Na internet encontrei várias receitas, e adoptei (adaptando) uma delas:
Na verdade, parece mais de leite do que de ovo, mas vamos ver como ficará!
Mesmo quase em cima dos acontecimentos afadigo-me nos preparativos da época natalícia. Este ano, ainda por cima, tenho o compromisso de preparar iguarias saudáveis e hipocalóricas que, como bem sabemos, são a negação da volúpia e do prazer da degustação gastronómica, e o contrário do espírito peganhento e decadente do Natal.

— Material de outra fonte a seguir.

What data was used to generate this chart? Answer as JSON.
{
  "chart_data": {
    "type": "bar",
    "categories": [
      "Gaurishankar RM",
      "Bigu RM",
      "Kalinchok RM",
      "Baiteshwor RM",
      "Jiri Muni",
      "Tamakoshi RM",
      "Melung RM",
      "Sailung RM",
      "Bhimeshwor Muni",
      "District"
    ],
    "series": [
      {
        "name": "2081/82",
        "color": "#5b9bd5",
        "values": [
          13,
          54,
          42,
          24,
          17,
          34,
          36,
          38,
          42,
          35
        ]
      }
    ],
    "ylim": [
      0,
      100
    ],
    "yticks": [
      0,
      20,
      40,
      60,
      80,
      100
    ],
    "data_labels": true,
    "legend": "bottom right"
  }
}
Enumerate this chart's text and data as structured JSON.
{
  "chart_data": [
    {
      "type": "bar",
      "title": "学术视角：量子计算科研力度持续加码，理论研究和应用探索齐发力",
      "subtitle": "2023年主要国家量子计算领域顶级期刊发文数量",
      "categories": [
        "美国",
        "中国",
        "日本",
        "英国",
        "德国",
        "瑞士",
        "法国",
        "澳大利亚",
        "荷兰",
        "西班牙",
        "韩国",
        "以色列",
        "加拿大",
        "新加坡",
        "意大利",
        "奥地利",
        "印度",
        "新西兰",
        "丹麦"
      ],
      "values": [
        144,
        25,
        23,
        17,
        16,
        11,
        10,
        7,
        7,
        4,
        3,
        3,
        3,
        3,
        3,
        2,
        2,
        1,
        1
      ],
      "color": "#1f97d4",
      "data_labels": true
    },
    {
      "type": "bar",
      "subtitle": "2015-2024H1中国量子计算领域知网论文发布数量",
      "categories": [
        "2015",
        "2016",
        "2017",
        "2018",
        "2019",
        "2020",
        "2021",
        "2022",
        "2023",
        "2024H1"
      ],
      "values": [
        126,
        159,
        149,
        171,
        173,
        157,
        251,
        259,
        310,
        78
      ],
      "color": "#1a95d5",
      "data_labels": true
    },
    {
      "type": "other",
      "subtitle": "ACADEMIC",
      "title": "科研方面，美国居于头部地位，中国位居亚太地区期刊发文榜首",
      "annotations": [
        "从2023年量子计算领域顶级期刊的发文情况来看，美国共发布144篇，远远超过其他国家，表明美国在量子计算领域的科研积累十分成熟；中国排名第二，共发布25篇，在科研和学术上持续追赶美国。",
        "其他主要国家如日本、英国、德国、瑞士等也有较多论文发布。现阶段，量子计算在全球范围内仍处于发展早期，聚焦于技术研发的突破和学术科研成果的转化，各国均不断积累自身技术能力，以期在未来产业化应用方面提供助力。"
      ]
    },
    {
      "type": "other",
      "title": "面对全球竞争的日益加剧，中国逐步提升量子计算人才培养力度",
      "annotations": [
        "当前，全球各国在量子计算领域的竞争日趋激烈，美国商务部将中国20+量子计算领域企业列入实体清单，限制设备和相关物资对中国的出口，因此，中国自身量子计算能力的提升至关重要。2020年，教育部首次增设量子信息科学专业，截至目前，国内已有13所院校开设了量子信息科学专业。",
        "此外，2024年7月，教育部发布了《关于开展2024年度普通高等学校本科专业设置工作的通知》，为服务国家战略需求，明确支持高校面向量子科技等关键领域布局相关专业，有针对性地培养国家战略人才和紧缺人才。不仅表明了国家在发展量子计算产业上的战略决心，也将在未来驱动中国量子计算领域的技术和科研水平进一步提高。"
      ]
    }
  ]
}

Mas nada me faz desistir. Sendo assim, aproveitando uma cabazada de abacates que amavelmente me ofereceram, com o recado de que era isso que poderia comer por estes dias, com o compromisso de abater as calorias em fartos e penosos treinos pós pantagruélicas refeições (sem açúcar, sem farinha, sem frituras, etc., coisas a que será deveras difícil obedecer), rumei a destinos desconhecidos no que diz respeito à confecção de compotas.
Inventei uma. Pela cara de um dos habitantes cá de casa não terá sido um êxito retumbante, mas come-se.

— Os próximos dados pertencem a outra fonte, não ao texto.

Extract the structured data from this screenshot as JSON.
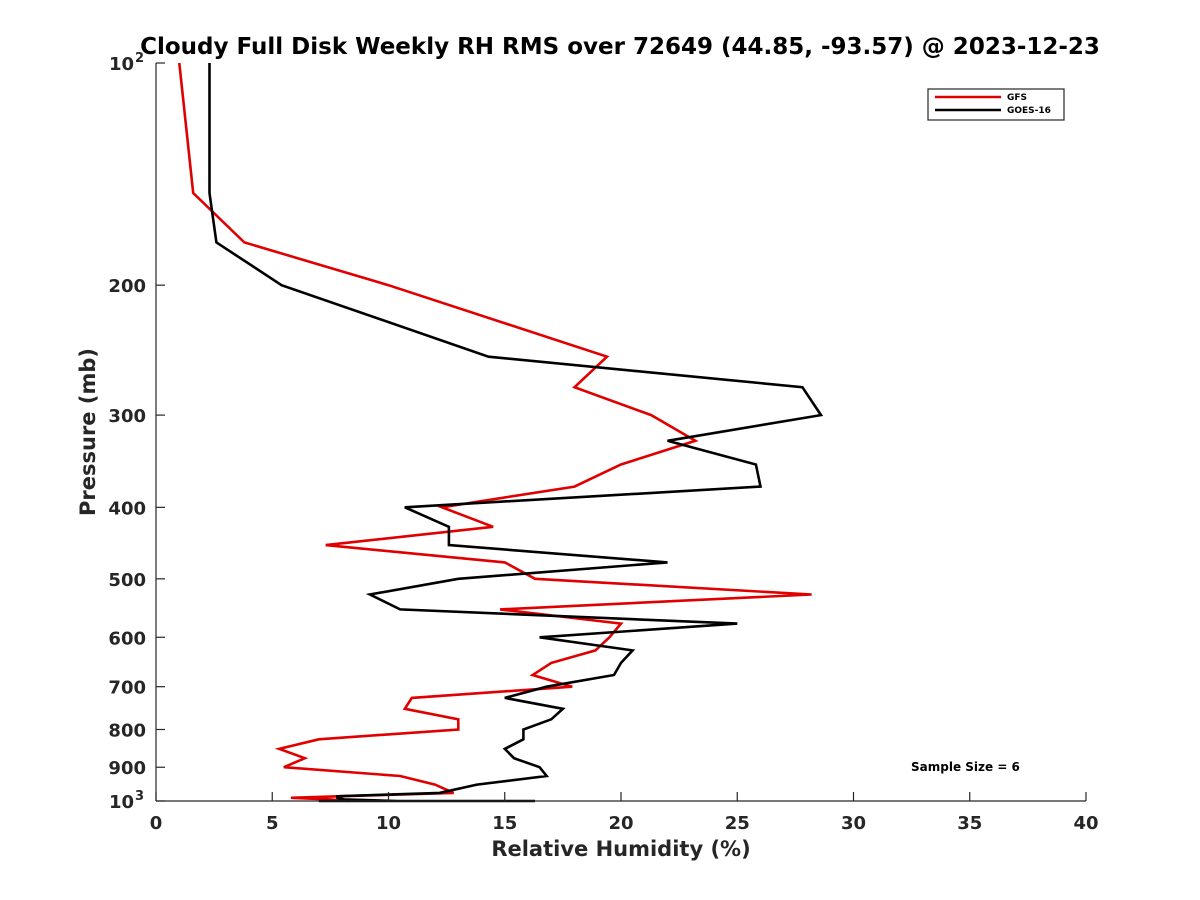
{
  "chart_data": {
    "type": "line",
    "title": "Cloudy Full Disk Weekly RH RMS over 72649 (44.85, -93.57) @ 2023-12-23",
    "xlabel": "Relative Humidity (%)",
    "ylabel": "Pressure (mb)",
    "xlim": [
      0,
      40
    ],
    "ylim": [
      100,
      1000
    ],
    "y_scale": "log",
    "y_reversed": true,
    "grid": false,
    "legend_position": "top-right",
    "x_ticks": [
      {
        "value": 0,
        "label": "0"
      },
      {
        "value": 5,
        "label": "5"
      },
      {
        "value": 10,
        "label": "10"
      },
      {
        "value": 15,
        "label": "15"
      },
      {
        "value": 20,
        "label": "20"
      },
      {
        "value": 25,
        "label": "25"
      },
      {
        "value": 30,
        "label": "30"
      },
      {
        "value": 35,
        "label": "35"
      },
      {
        "value": 40,
        "label": "40"
      }
    ],
    "y_ticks": [
      {
        "value": 100,
        "label": "10",
        "sup": "2"
      },
      {
        "value": 200,
        "label": "200",
        "sup": ""
      },
      {
        "value": 300,
        "label": "300",
        "sup": ""
      },
      {
        "value": 400,
        "label": "400",
        "sup": ""
      },
      {
        "value": 500,
        "label": "500",
        "sup": ""
      },
      {
        "value": 600,
        "label": "600",
        "sup": ""
      },
      {
        "value": 700,
        "label": "700",
        "sup": ""
      },
      {
        "value": 800,
        "label": "800",
        "sup": ""
      },
      {
        "value": 900,
        "label": "900",
        "sup": ""
      },
      {
        "value": 1000,
        "label": "10",
        "sup": "3"
      }
    ],
    "series": [
      {
        "name": "GFS",
        "color": "#e00000",
        "points": [
          [
            1.0,
            100
          ],
          [
            1.6,
            150
          ],
          [
            3.8,
            175
          ],
          [
            10.0,
            200
          ],
          [
            19.4,
            250
          ],
          [
            18.0,
            275
          ],
          [
            21.3,
            300
          ],
          [
            23.2,
            325
          ],
          [
            20.0,
            350
          ],
          [
            18.0,
            375
          ],
          [
            12.3,
            400
          ],
          [
            14.5,
            425
          ],
          [
            7.3,
            450
          ],
          [
            15.0,
            475
          ],
          [
            16.3,
            500
          ],
          [
            28.2,
            525
          ],
          [
            14.8,
            550
          ],
          [
            20.0,
            575
          ],
          [
            19.5,
            600
          ],
          [
            18.9,
            625
          ],
          [
            17.0,
            650
          ],
          [
            16.2,
            675
          ],
          [
            17.9,
            700
          ],
          [
            11.0,
            725
          ],
          [
            10.7,
            750
          ],
          [
            13.0,
            775
          ],
          [
            13.0,
            800
          ],
          [
            7.0,
            825
          ],
          [
            5.3,
            850
          ],
          [
            6.4,
            875
          ],
          [
            5.5,
            900
          ],
          [
            10.5,
            925
          ],
          [
            12.0,
            950
          ],
          [
            12.8,
            975
          ],
          [
            8.0,
            985
          ],
          [
            5.8,
            990
          ],
          [
            7.5,
            995
          ],
          [
            8.3,
            1000
          ]
        ]
      },
      {
        "name": "GOES-16",
        "color": "#000000",
        "points": [
          [
            2.3,
            100
          ],
          [
            2.3,
            150
          ],
          [
            2.6,
            175
          ],
          [
            5.4,
            200
          ],
          [
            14.3,
            250
          ],
          [
            27.8,
            275
          ],
          [
            28.6,
            300
          ],
          [
            22.0,
            325
          ],
          [
            25.8,
            350
          ],
          [
            26.0,
            375
          ],
          [
            10.7,
            400
          ],
          [
            12.6,
            425
          ],
          [
            12.6,
            450
          ],
          [
            22.0,
            475
          ],
          [
            13.0,
            500
          ],
          [
            9.2,
            525
          ],
          [
            10.5,
            550
          ],
          [
            25.0,
            575
          ],
          [
            16.5,
            600
          ],
          [
            20.5,
            625
          ],
          [
            20.0,
            650
          ],
          [
            19.7,
            675
          ],
          [
            16.8,
            700
          ],
          [
            15.0,
            725
          ],
          [
            17.5,
            750
          ],
          [
            17.0,
            775
          ],
          [
            15.8,
            800
          ],
          [
            15.8,
            825
          ],
          [
            15.0,
            850
          ],
          [
            15.4,
            875
          ],
          [
            16.5,
            900
          ],
          [
            16.8,
            925
          ],
          [
            13.8,
            950
          ],
          [
            12.2,
            975
          ],
          [
            7.8,
            985
          ],
          [
            7.8,
            990
          ],
          [
            8.1,
            995
          ],
          [
            10.4,
            1000
          ],
          [
            12.5,
            1000
          ],
          [
            13.7,
            1000
          ],
          [
            16.3,
            1000
          ],
          [
            7.0,
            1000
          ]
        ]
      }
    ],
    "annotations": [
      {
        "text": "Sample Size = 6"
      }
    ]
  }
}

Cortam-se as passas aos bocadinhos para dentro de um tacho; a seguir junta-se a raspa de 2 limas; depois cortam-se os abacates ao meio (cerca de 8), retiram-se os caroços e, com uma colher, a polpa que se desfaz à garfada, regando com o sumo das 2 limas, aos poucos; faz-se o mesmo com 3 bananas e põe-se tudo ao lume. Misturam-se umas colheradas de mel (no meu caso 3), a gosto, e deixa-se cozinhar, pelo menos uns 45 minutos, mexendo sempre. No fim reduz-se a puré com a varinha mágica.

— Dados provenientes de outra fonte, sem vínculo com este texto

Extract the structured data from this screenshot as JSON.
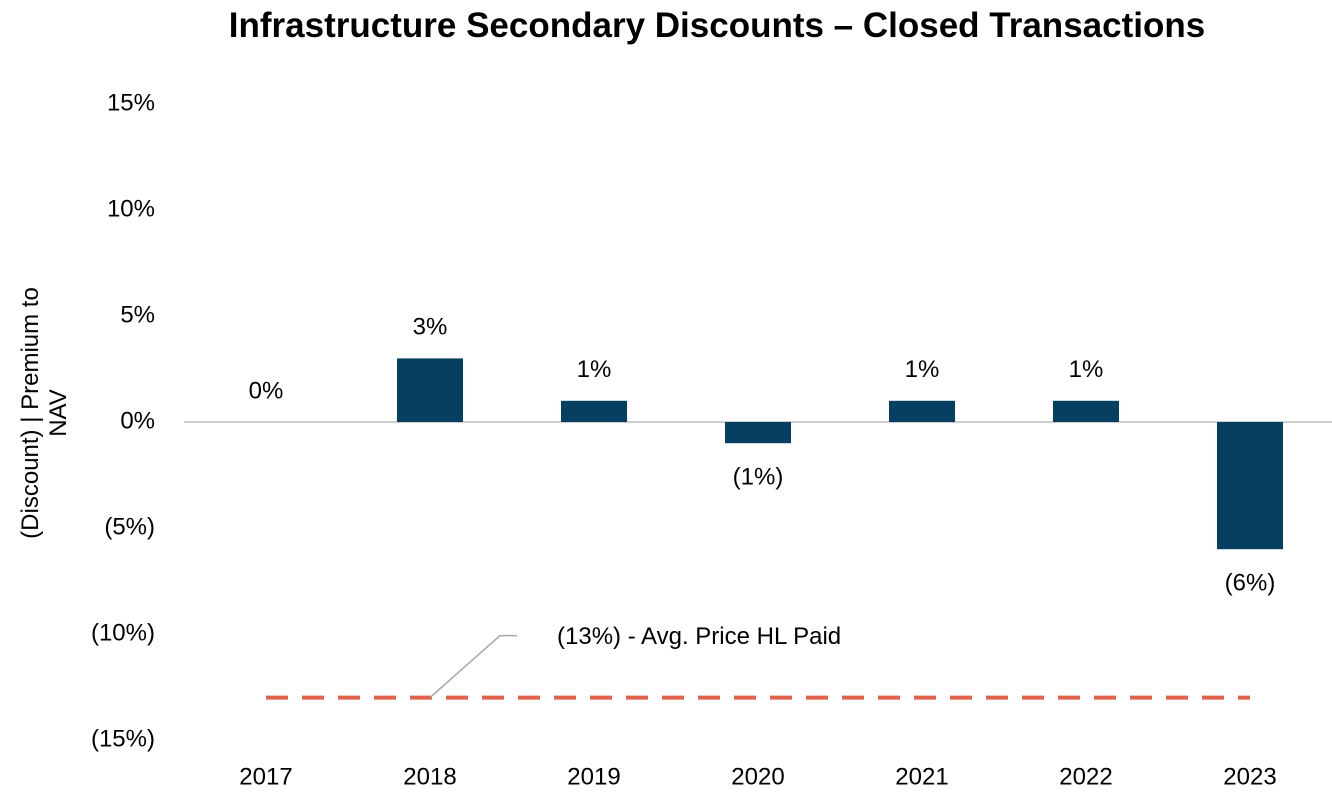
{
  "chart_data": {
    "type": "bar",
    "title": "Infrastructure Secondary Discounts – Closed Transactions",
    "y_axis_label": "(Discount) | Premium to NAV",
    "categories": [
      "2017",
      "2018",
      "2019",
      "2020",
      "2021",
      "2022",
      "2023"
    ],
    "values": [
      0,
      3,
      1,
      -1,
      1,
      1,
      -6
    ],
    "value_labels": [
      "0%",
      "3%",
      "1%",
      "(1%)",
      "1%",
      "1%",
      "(6%)"
    ],
    "color": "#073f63",
    "ylim": [
      -15,
      15
    ],
    "yticks": [
      {
        "value": -15,
        "label": "(15%)"
      },
      {
        "value": -10,
        "label": "(10%)"
      },
      {
        "value": -5,
        "label": "(5%)"
      },
      {
        "value": 0,
        "label": "0%"
      },
      {
        "value": 5,
        "label": "5%"
      },
      {
        "value": 10,
        "label": "10%"
      },
      {
        "value": 15,
        "label": "15%"
      }
    ],
    "grid": false,
    "reference_line": {
      "value": -13,
      "label": "(13%) - Avg. Price HL Paid",
      "color": "#e0614c"
    }
  }
}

Ideal para comer com iogurte (daqueles sem açúcar, sem gordura, sem sabor, enfim), flocos de aveia integrais e sementes de sésamo.
O licor de folha de figueira é a parte herdada da vida de deboche gastronómico, feito com a verdadeira aguardente, as folhas de figueira e açúcar. Maravilhoso.
Amanhã será a vez do ritual do bacalhau, da aletria, das rabanadas, do Natal com gente, conversa e tradição. Tudo é já tradicional, desde o pequeno almoço saboreado na cama, a bonança antes da tempestade, à azáfama de uma tarde passada na cozinha e à noite entre a família e os amigos.
Que todos possam passar um excelente Natal.
Em abono da verdade deve dizer-se que, embora estejam deliciosos, os licores de ameixa e de pêssego não se distinguem muito bem um do outro e não sabem grandemente a qualquer das frutas. Até a cor é muito parecida.
Há apenas um pormenor que os separa - o de pêssego está bastante mais forte que o de ameixa! Mas não há desânimo que me chegue, neste tema (palavra bastante em voga) dos licores. Este fim-de-semana foi a vez de acabar o último, que aguardava pacientemente a sua vez.
Esse foi uma excelente surpresa, porque a fé que tinha nele era escassíssima. É de folha de figueira. Não uma novidade, porque já o tinha feito, mas as folhas que gentilmente me deram não tinham um perfume muito acentuado e eu estava bastante céptica quanto ao resultado final.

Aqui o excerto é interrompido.